Lessons from Utah's Student-Led Climate Resolution
From left to right: Piper Christian, Genesis Wardle, Kiyan Banuri, Josh Velazquez, Keely Toledo, and Kai Torrens at the Utah People's Climate March on April 29th, 2017. Photo Courtesy of: Chris Detrick, The Salt Lake Tribune
Thousands of feet marched the streets of Salt Lake City. The spring air was filled with the electricity of protest, voices rising in unison with songs of climate justice. The Utah People’s Climate March was a sight to behold. Leading procession was a group of high school students with a 12-foot banner of Utah’s first ever Climate Change Resolution gripped in their fists. I was one of those students. Delivering this resolution to the Governor’s Mansion was the culmination of the march-- and a journey spanning two continents and nearly two years.
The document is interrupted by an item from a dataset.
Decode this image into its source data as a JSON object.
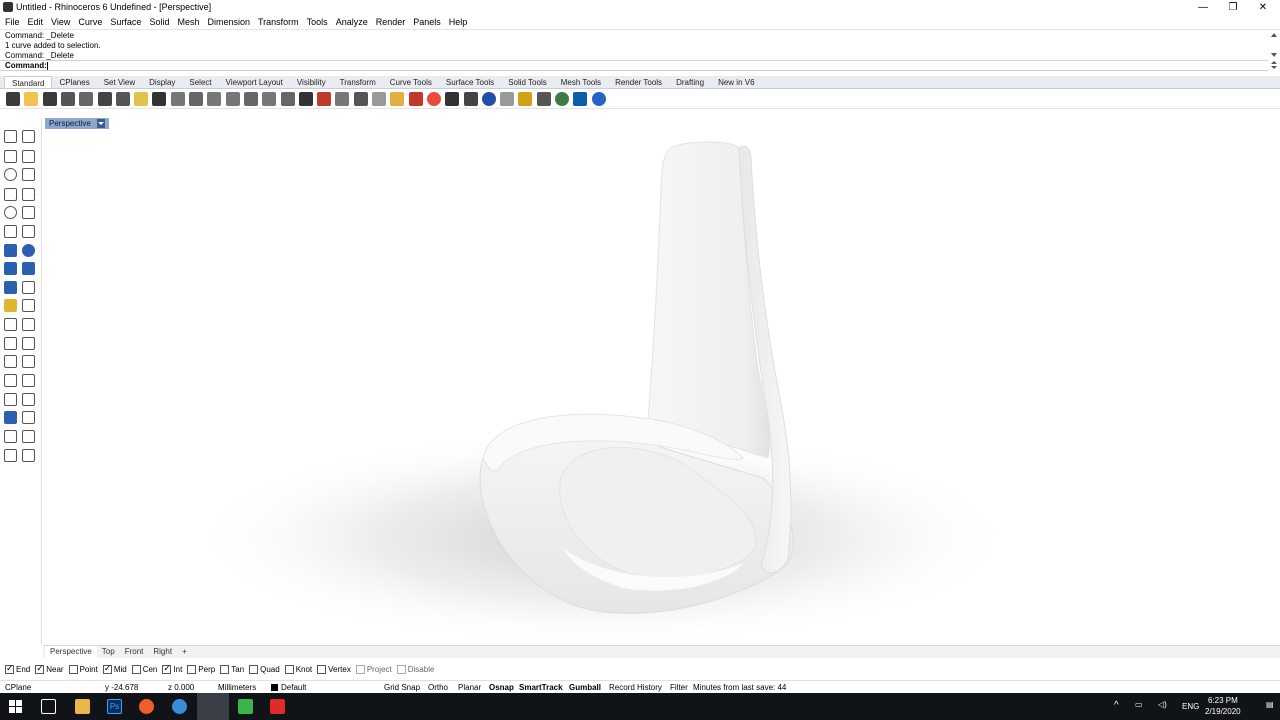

In December of 2015, as a high school sophomore, I had the opportunity to attend the U.N. Climate Conference in Paris. While most people saw the climate talks as diplomatic meetings between world leaders, there were thousands of other participants: artists, scientists, indigenous leaders, and more. I made it my mission to gather the stories of these people. I learned that ordinary people have the capacity to create extraordinary change in their communities. We all have unique skill sets and perspectives to contribute to the climate movement, and when each of us takes action at the local level, our collective impacts can have a global reach.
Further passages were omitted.